Its 6am. Um if my mom for some reasons asks, you stopped by my house around ten and had some wine with me. She is concerned I drank a whole bottle by myself. Woke me at 6am to interrogate..Thank god my pounding head thinks fast.
PS We had chips too. She is less concerned about the whereabouts of the chips but still a good lie always needs detail.
I am the Bobby Fisher of drunk asss puking
is it really high of me to have brought my own hot sauce to wendys?
His shopping cart was nothing but malt liquor and zucchini.
there's no toilet paper. I'm using wheat bread.
we made malted milkshakes. malt as in malt liqour.
You are beautiful! I got thrown out of a bar tonight for throwing my shoe. It was at my sister, I don't know why they were mad. I know her.
...Saturday night. Get your dick ready. We are going to go nuts. I want to have sex fucking everywhere.
My vagina bone hurts from grinding on that dude so hard.
Hey man, sorry about punching you in the face, also about turning the shower on you. I just really wanted you to drink some water.

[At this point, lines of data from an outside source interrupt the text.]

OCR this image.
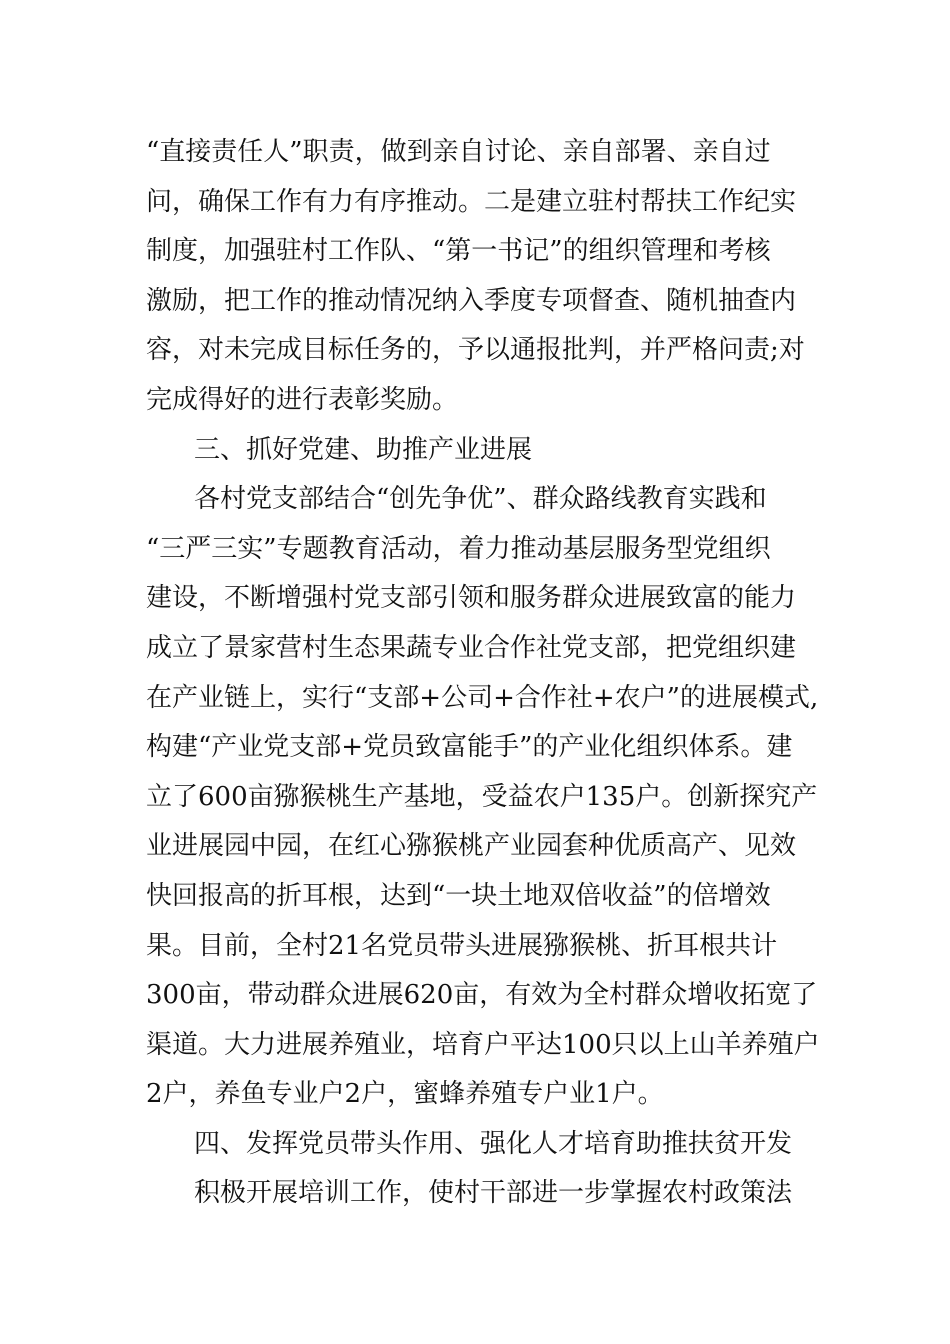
“直接责任人”职责，做到亲自讨论、亲自部署、亲自过
问，确保工作有力有序推动。二是建立驻村帮扶工作纪实
制度，加强驻村工作队、“第一书记”的组织管理和考核
激励，把工作的推动情况纳入季度专项督查、随机抽查内
容，对未完成目标任务的，予以通报批判，并严格问责;对
完成得好的进行表彰奖励。
三、抓好党建、助推产业进展
各村党支部结合“创先争优”、群众路线教育实践和
“三严三实”专题教育活动，着力推动基层服务型党组织
建设，不断增强村党支部引领和服务群众进展致富的能力
成立了景家营村生态果蔬专业合作社党支部，把党组织建
在产业链上，实行“支部+公司+合作社+农户”的进展模式,
构建“产业党支部+党员致富能手”的产业化组织体系。建
立了600亩猕猴桃生产基地，受益农户135户。创新探究产
业进展园中园，在红心猕猴桃产业园套种优质高产、见效
快回报高的折耳根，达到“一块土地双倍收益”的倍增效
果。目前，全村21名党员带头进展猕猴桃、折耳根共计
300亩，带动群众进展620亩，有效为全村群众增收拓宽了
渠道。大力进展养殖业，培育户平达100只以上山羊养殖户
2户，养鱼专业户2户，蜜蜂养殖专户业1户。
四、发挥党员带头作用、强化人才培育助推扶贫开发
积极开展培训工作，使村干部进一步掌握农村政策法
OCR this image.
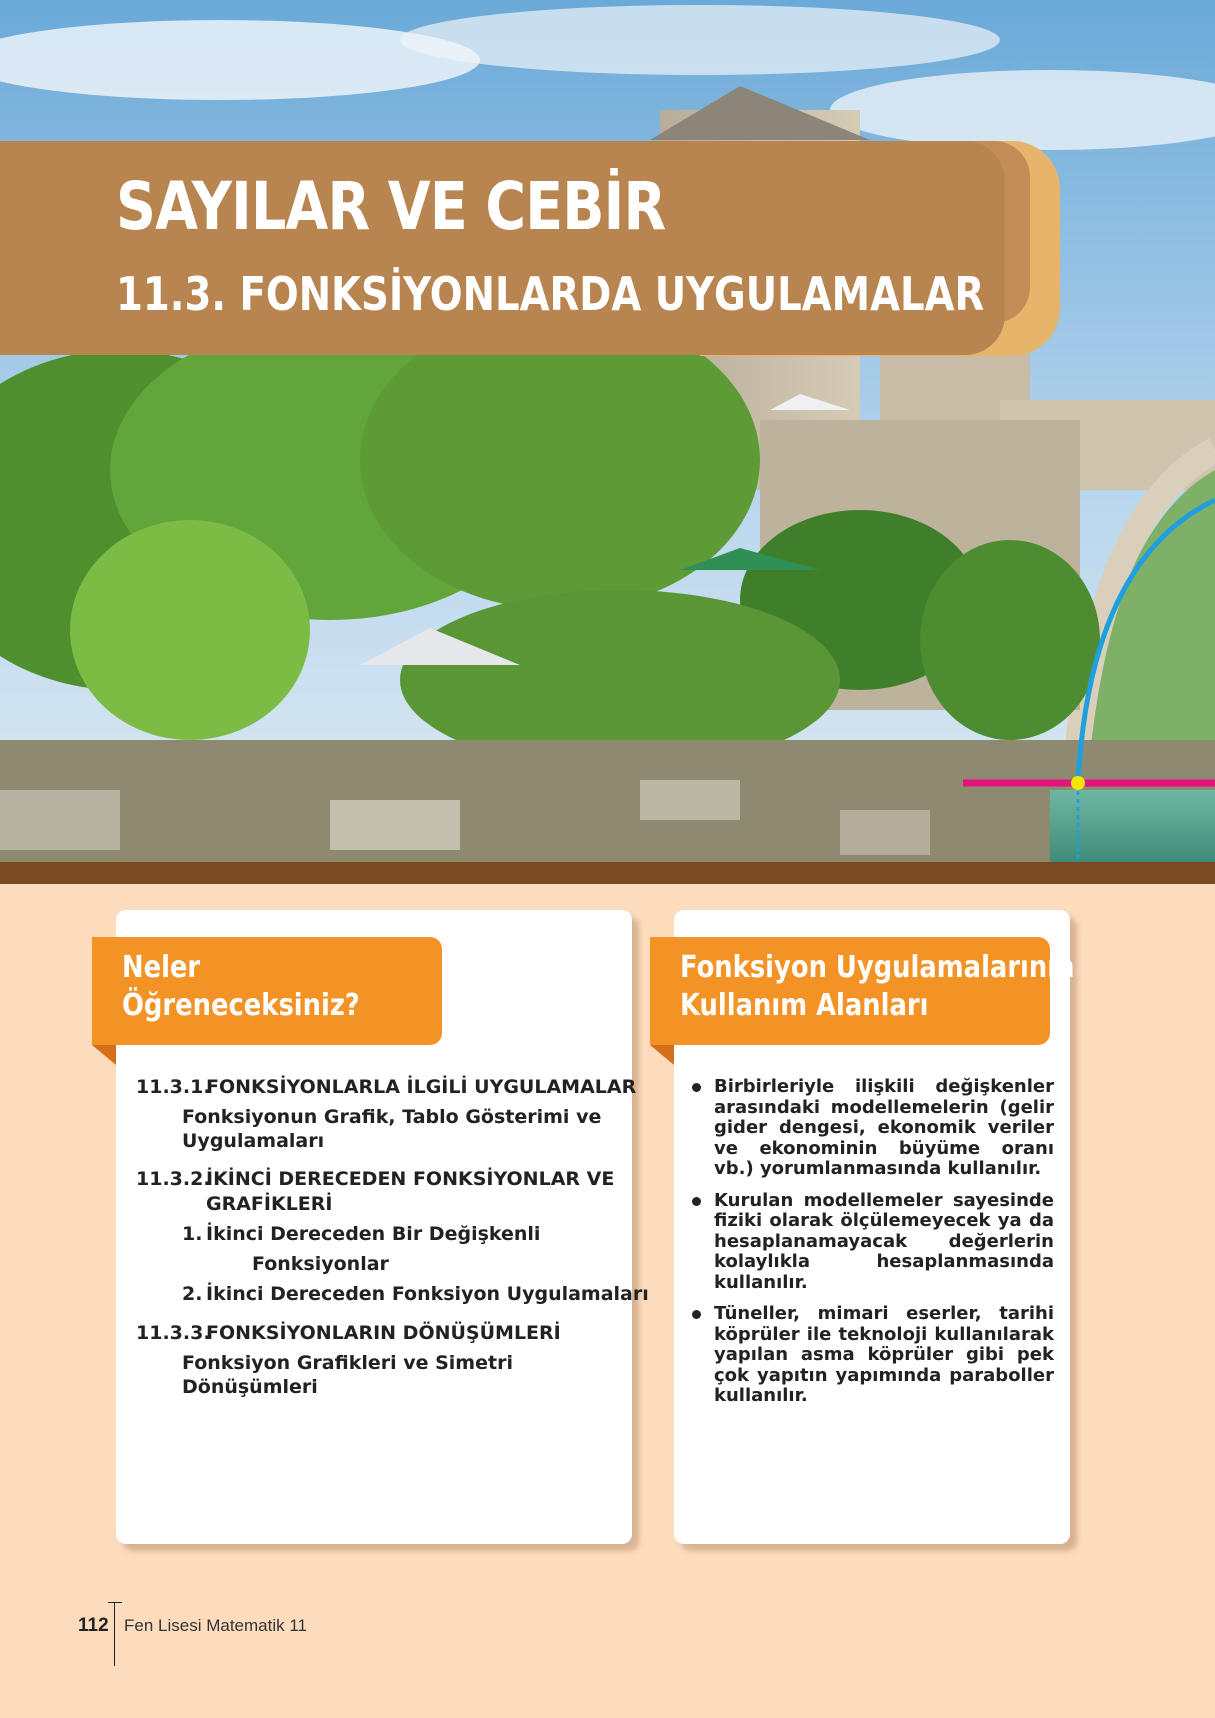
SAYILAR VE CEBİR
11.3. FONKSİYONLARDA UYGULAMALAR
Neler
Öğreneceksiniz?
11.3.1.FONKSİYONLARLA İLGİLİ UYGULAMALAR
Fonksiyonun Grafik, Tablo Gösterimi ve
Uygulamaları
11.3.2.İKİNCİ DERECEDEN FONKSİYONLAR VE
GRAFİKLERİ
1. İkinci Dereceden Bir Değişkenli
Fonksiyonlar
2. İkinci Dereceden Fonksiyon Uygulamaları
11.3.3.FONKSİYONLARIN DÖNÜŞÜMLERİ
Fonksiyon Grafikleri ve Simetri Dönüşümleri
Fonksiyon Uygulamalarının
Kullanım Alanları
Birbirleriyle ilişkili değişkenler arasındaki modellemelerin (gelir gider dengesi, ekonomik veriler ve ekonominin büyüme oranı vb.) yorumlanmasında kullanılır.
Kurulan modellemeler sayesinde fiziki olarak ölçülemeyecek ya da hesaplanamayacak değerlerin kolaylıkla hesaplanmasında kullanılır.
Tüneller, mimari eserler, tarihi köprüler ile teknoloji kullanılarak yapılan asma köprüler gibi pek çok yapıtın yapımında paraboller kullanılır.
112 Fen Lisesi Matematik 11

I just soaked a sugar cookie in nail polish remover to clean off my nails because I was too lazy to walk to the bathroom to get a cotton ball. Is this what rock bottom feels like?
I made a joke about The Hemingway being a really boring sex position where you blandly describe all the action and then kill yourself after you orgasm. He stopped responding. I've GOT to stop talking to everyone like they're you.
One of the finest moments in my life was when I was puking in between my legs as I was shitting, and thought to myself "hmm this shall be called shomiting."
Talked a police officer into driving us the 1/2 mile home from the bars because we didn't want to walk. I never knew the back of cop Cars had plastic seats.
Most people would agree that it IS in fact slutty to give someone head for free ice cream.